散歩道を通り抜け最奥まで進むと、子供たちのはしゃぐ声が聞こえてきた。
そこにはこじんまりとした広場があり、ジャングルジムやブランコ、それに秘密の通路であるコンクリートの土管が並べられている。声は広場で遊ぶ子供たちから発せられていた。

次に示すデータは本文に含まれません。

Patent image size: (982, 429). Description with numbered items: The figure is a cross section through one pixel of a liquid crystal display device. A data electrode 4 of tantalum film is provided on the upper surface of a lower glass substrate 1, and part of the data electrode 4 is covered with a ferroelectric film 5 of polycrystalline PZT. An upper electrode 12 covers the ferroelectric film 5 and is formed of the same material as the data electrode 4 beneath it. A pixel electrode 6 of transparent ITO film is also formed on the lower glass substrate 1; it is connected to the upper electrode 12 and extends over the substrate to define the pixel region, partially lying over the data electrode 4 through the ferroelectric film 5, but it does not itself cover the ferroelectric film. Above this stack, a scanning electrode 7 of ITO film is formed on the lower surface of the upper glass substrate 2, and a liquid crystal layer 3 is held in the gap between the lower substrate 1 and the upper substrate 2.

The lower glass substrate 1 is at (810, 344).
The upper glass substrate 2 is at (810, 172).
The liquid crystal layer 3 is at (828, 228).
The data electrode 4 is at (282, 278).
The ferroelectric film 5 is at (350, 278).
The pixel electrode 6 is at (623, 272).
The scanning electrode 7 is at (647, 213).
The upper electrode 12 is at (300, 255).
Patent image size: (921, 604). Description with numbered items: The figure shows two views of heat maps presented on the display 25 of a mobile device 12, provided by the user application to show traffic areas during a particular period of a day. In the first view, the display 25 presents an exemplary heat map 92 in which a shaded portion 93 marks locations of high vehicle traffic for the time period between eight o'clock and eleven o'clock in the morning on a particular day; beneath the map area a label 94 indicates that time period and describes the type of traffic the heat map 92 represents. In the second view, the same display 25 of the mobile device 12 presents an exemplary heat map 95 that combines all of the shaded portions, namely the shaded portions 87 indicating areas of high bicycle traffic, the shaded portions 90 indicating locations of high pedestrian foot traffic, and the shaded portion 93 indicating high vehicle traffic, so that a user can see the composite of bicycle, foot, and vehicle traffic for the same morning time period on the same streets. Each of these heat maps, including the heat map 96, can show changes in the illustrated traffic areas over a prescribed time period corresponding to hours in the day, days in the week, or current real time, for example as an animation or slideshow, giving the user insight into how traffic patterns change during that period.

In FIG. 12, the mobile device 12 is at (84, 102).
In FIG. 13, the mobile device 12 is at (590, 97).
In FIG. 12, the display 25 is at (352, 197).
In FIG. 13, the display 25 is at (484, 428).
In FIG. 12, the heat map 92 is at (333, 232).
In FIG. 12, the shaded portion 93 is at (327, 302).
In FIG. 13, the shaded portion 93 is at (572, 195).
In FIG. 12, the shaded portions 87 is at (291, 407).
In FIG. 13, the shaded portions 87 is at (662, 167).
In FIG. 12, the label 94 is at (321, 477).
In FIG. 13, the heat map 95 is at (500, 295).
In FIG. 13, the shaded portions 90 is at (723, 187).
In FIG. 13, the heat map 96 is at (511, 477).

「俊介、小さい頃はよく、こういうところで遊んだよね」
「うん、そういえばブランコって、いつから乗らなくなっちゃったんだろうな」
綾をブランコに座らせ、自分は立ちこぎで二人乗りをしたことを思い出す。
「そうねぇ……小学校五年生くらいかな」
互いに記憶の糸を辿り空を見上げると、さっきまで快晴だった空が
「あ……雲行き怪しいね」
僕がそう言うと風の温度が急に下がってきた。冷気と湿気を含む風だ。雨を連れてくるのだろう。
「傘持ってくるの忘れたな……」
早めに戻った方がいいのか。けれど二度と訪れることのない時間を終わらせたくはない。
迷っていると頬に冷たい感触があった。ぽつぽつと雨粒が落ちてくる。
「あらら、降ってきちゃったね」
雨はみるみる勢いを増してきたので二人で木陰に逃げ込んだ。
辺りを見ていると花壇を散策していた人たちや公園で遊んでいる親子は足早に入口に戻ってゆく。フードコートとお土産ショップの建物があったからそこに避難するのだろう。
「これは強くなりそうだ。戻ろう」
僕がそう言って踵を返すと、不意にジャケットが引っ張られた。振り向くと綾が裾を握ったまま立ち止まっている。
「……こっち」
綾は誰もいなくなった広場を指差した。僕がなんでそっちに、と思い疑問符を浮かべると、綾はうつむいて頬を赤らめた。
「二人きりになりたかったから……大事な話しがあるの」
強さを増した雨は木々の隙間を通り抜けて僕らの頭上に降り注ぐ。
僕は自分の心臓が、雨音を打ち消してしまうほどの強い音で拍動するのを自覚していた。